Will my premiums increase?
Yes. Premiums are originally determined in accordance with your age, general health, and zip code. The rates will go up with your age; the rates adjust periodically due to medical inflation; the rates can adjust due to mandated State and Federal regulatory changes. Generally, you can expect an annual increase. If you are in good health, it is a good idea to shop your medical insurance plan every 3-5 years to see if you can lower your cost.
Do health insurance plans have preexisting conditions clauses?
Yes, all I know of. Generally, they are written as follows: “…any health condition you have had treated or have been aware of in the last 6 months will not be claimable during the next 12 months”. Many plans allow a no preexisting claim clause change from one plan to another as long as there is no more than a 60 day gap in coverage. Not all do, however. Check these issues carefully.
Does individual health insurance cover maternity?
Very few individual health insurance plans cover maternity and those that do have a very restricted benefit for the first few years, usually increased by year. Their premiums are considerably higher, if you add the maternity rider, and generally, it doesn’t make financial sense to purchase the coverage. The State regulations require that all individual insurance plans cover emergency/life threatening medical procedures related to pregnancies so C-sections are covered for the medical expenses for the mother even without the maternity rider. Prenatal and well baby care medical expenses are not covered under these emergency/life threatening regulations. Also, new borns, regardless of their health, are protected and insured as long as they are added to the policy within 30 days of birth.
Are all individual health insurance plans the same?
No! You have to be very careful in choosing an insurance plan. Generally, if an insurance plan is called a “Major” medical insurance plan its benefits will be comprehensive. However, there are many individual health insurance plans available that have limited benefits and will only cover up to limited amounts (hospital per day amounts, surgery schedules, max benefits per year or per policy, etc.). Additionally, the limited insurance plans may not cover some things you wouldn’t even think about when you are healthy. It is very important to get the help of a trained, experienced, trusted agent.

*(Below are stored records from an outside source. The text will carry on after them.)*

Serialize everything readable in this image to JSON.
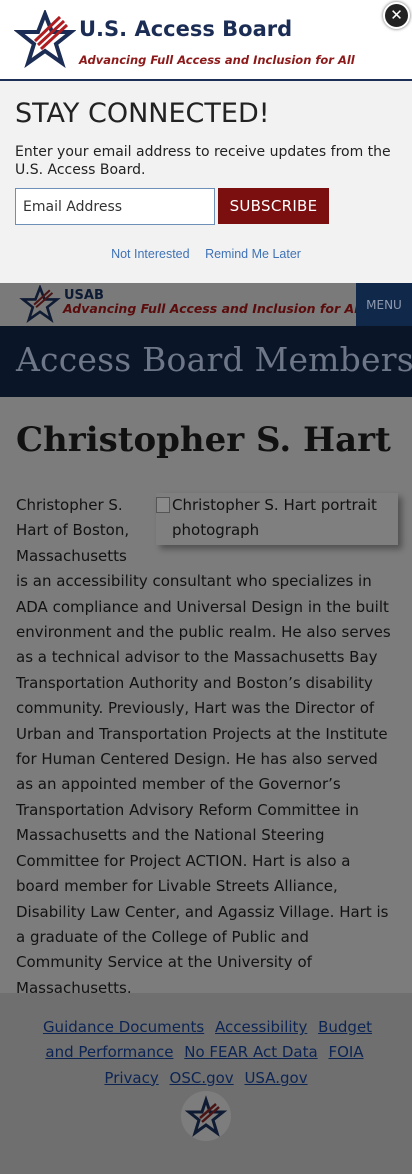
{
  "modal": {
    "brand_name": "U.S. Access Board",
    "brand_tagline": "Advancing Full Access and Inclusion for All",
    "close_icon": "close-icon",
    "title": "STAY CONNECTED!",
    "description": "Enter your email address to receive updates from the U.S. Access Board.",
    "email_placeholder": "Email Address",
    "subscribe_label": "SUBSCRIBE",
    "not_interested": "Not Interested",
    "remind_later": "Remind Me Later"
  },
  "header": {
    "short_name": "USAB",
    "tagline": "Advancing Full Access and Inclusion for All",
    "menu_label": "MENU"
  },
  "banner": {
    "title": "Access Board Members"
  },
  "main": {
    "name": "Christopher S. Hart",
    "portrait_alt": "Christopher S. Hart portrait photograph",
    "bio": "Christopher S. Hart of Boston, Massachusetts is an accessibility consultant who specializes in ADA compliance and Universal Design in the built environment and the public realm. He also serves as a technical advisor to the Massachusetts Bay Transportation Authority and Boston’s disability community. Previously, Hart was the Director of Urban and Transportation Projects at the Institute for Human Centered Design. He has also served as an appointed member of the Governor’s Transportation Advisory Reform Committee in Massachusetts and the National Steering Committee for Project ACTION. Hart is also a board member for Livable Streets Alliance, Disability Law Center, and Agassiz Village. Hart is a graduate of the College of Public and Community Service at the University of Massachusetts."
  },
  "footer": {
    "links": [
      "Guidance Documents",
      "Accessibility",
      "Budget and Performance",
      "No FEAR Act Data",
      "FOIA",
      "Privacy",
      "OSC.gov",
      "USA.gov"
    ]
  },
  "colors": {
    "navy": "#1b2d54",
    "brand_red": "#7b0f10",
    "link_blue": "#3f72b5"
  }
}
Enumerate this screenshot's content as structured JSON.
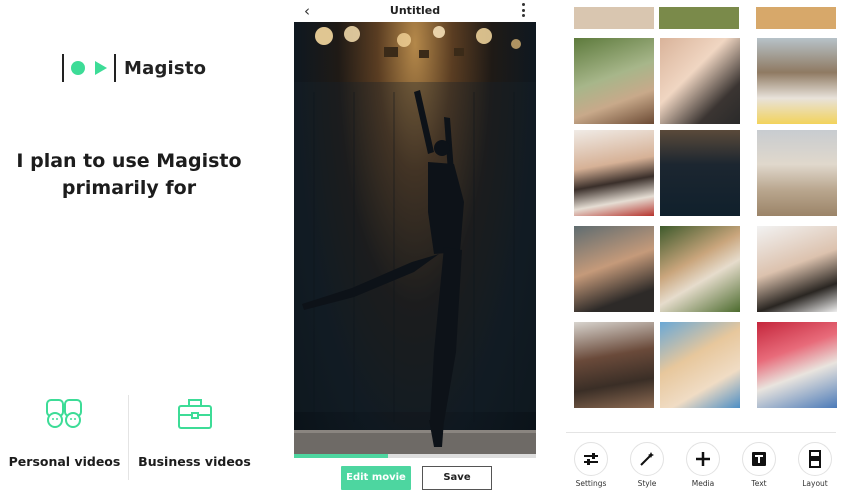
{
  "onboarding": {
    "brand": "Magisto",
    "headline_line1": "I plan to use Magisto",
    "headline_line2": "primarily for",
    "options": [
      {
        "label": "Personal videos",
        "icon": "people-icon"
      },
      {
        "label": "Business videos",
        "icon": "briefcase-icon"
      }
    ],
    "accent": "#3ddc97"
  },
  "editor": {
    "title": "Untitled",
    "progress": 0.39,
    "edit_label": "Edit movie",
    "save_label": "Save",
    "accent": "#4dd6a0"
  },
  "gallery": {
    "toolbar": [
      {
        "label": "Settings",
        "icon": "settings-sliders-icon"
      },
      {
        "label": "Style",
        "icon": "magic-wand-icon"
      },
      {
        "label": "Media",
        "icon": "plus-icon"
      },
      {
        "label": "Text",
        "icon": "text-t-icon"
      },
      {
        "label": "Layout",
        "icon": "layout-icon"
      }
    ]
  }
}
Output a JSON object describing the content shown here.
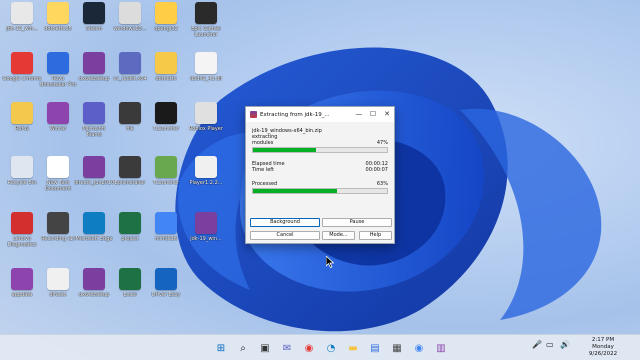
{
  "desktop": {
    "icons": [
      {
        "label": "jdk-19_win...",
        "color": "#e8e8e8"
      },
      {
        "label": "dotnetfx35",
        "color": "#ffd75e"
      },
      {
        "label": "Steam",
        "color": "#1b2838"
      },
      {
        "label": "windows10...",
        "color": "#dcdcdc"
      },
      {
        "label": "opengl32",
        "color": "#ffce45"
      },
      {
        "label": "Epic Games Launcher",
        "color": "#2a2a2a"
      },
      {
        "label": "Google Chrome",
        "color": "#e53935"
      },
      {
        "label": "Revo Uninstaller Pro",
        "color": "#2d6cdf"
      },
      {
        "label": "dxwebsetup",
        "color": "#7b3fa0"
      },
      {
        "label": "vc_redist.x64",
        "color": "#5c6bc0"
      },
      {
        "label": "dotnetfx",
        "color": "#f7c948"
      },
      {
        "label": "d3dx9_43.dll",
        "color": "#f4f4f4"
      },
      {
        "label": "Rufus",
        "color": "#f2c94c"
      },
      {
        "label": "Winrar",
        "color": "#8e44ad"
      },
      {
        "label": "Microsoft Teams",
        "color": "#5b5fc7"
      },
      {
        "label": "file",
        "color": "#3a3a3a"
      },
      {
        "label": "TLauncher",
        "color": "#1a1a1a"
      },
      {
        "label": "Roblox Player",
        "color": "#e0e0e0"
      },
      {
        "label": "Recycle Bin",
        "color": "#dfe6ef"
      },
      {
        "label": "New Text Document",
        "color": "#ffffff"
      },
      {
        "label": "directx_Jun2010...",
        "color": "#7b3fa0"
      },
      {
        "label": "EpicInstaller",
        "color": "#3b3b3b"
      },
      {
        "label": "TLauncher",
        "color": "#6aa84f"
      },
      {
        "label": "Player1.2.2...",
        "color": "#f0f0f0"
      },
      {
        "label": "Lenovo Diagnostics",
        "color": "#d32f2f"
      },
      {
        "label": "Recording (1)",
        "color": "#444444"
      },
      {
        "label": "Microsoft Edge",
        "color": "#0f7dc2"
      },
      {
        "label": "project",
        "color": "#1e7145"
      },
      {
        "label": "minidebt",
        "color": "#4285f4"
      },
      {
        "label": "jdk-19_win...",
        "color": "#7b3fa0"
      },
      {
        "label": "appdata",
        "color": "#8e44ad"
      },
      {
        "label": "directx",
        "color": "#f0f0f0"
      },
      {
        "label": "dxwebsetup",
        "color": "#7b3fa0"
      },
      {
        "label": "Excel",
        "color": "#1e7145"
      },
      {
        "label": "Driver Easy",
        "color": "#1565c0"
      }
    ]
  },
  "dialog": {
    "title": "Extracting from jdk-19_...",
    "minimize": "—",
    "maximize": "☐",
    "close": "✕",
    "archive_name": "jdk-19_windows-x64_bin.zip",
    "status": "extracting",
    "current_item": "modules",
    "item_percent_label": "47%",
    "item_progress": 47,
    "elapsed_label": "Elapsed time",
    "elapsed_value": "00:00:12",
    "time_left_label": "Time left",
    "time_left_value": "00:00:07",
    "processed_label": "Processed",
    "processed_percent_label": "63%",
    "processed_progress": 63,
    "buttons": {
      "background": "Background",
      "pause": "Pause",
      "cancel": "Cancel",
      "mode": "Mode...",
      "help": "Help"
    }
  },
  "taskbar": {
    "icons": [
      {
        "name": "windows-start-icon",
        "glyph": "⊞",
        "color": "#0067c0"
      },
      {
        "name": "search-icon",
        "glyph": "⌕",
        "color": "#222222"
      },
      {
        "name": "task-view-icon",
        "glyph": "▣",
        "color": "#333333"
      },
      {
        "name": "chat-icon",
        "glyph": "✉",
        "color": "#5b5fc7"
      },
      {
        "name": "chrome-icon",
        "glyph": "◉",
        "color": "#e53935"
      },
      {
        "name": "edge-icon",
        "glyph": "◔",
        "color": "#0f7dc2"
      },
      {
        "name": "file-explorer-icon",
        "glyph": "▬",
        "color": "#f5c542"
      },
      {
        "name": "store-icon",
        "glyph": "▤",
        "color": "#2d6cdf"
      },
      {
        "name": "news-icon",
        "glyph": "▦",
        "color": "#444444"
      },
      {
        "name": "chrome-icon-2",
        "glyph": "◉",
        "color": "#4285f4"
      },
      {
        "name": "winrar-icon",
        "glyph": "▥",
        "color": "#8e44ad"
      }
    ],
    "tray": {
      "mic": "🎤",
      "network": "▭",
      "volume": "🔊"
    },
    "time": "2:17 PM",
    "day": "Monday",
    "date": "9/26/2022"
  }
}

What are Health Savings Accounts or HSA’s?
There are high deductible health insurance plans available that lower cost and can be set up under income tax favorable programs called Health Savings Accounts or HSA’s. These plans allow you to deposit up to your deductible amount each year to a qualified savings account and then deduct your deposit amount from your taxable income (like an IRA deposit). Then you pay your medical expenses out of the HSA account, up to your deductble, with tax free funds. If your tax rate is 25% then you are saving 25% on your medical bills.
You can carry/continue your HSA balance forward your entire life and use it for future copays, deductibles as required, even if you are currently in a group medical insurance plan or even Medicare. You will not be able to add to it if you are not currently in a qualified HSA medical insurance plan. Additionally, there are many IRS tax qualified medical expenses that are eligible for payment out of your HSA that are not health insurance eligible/claimable expenses. For example, dental expenses, vision exams, eyeglasses and contacts, shoe arch inserts, and many others are eligible HSA expenses.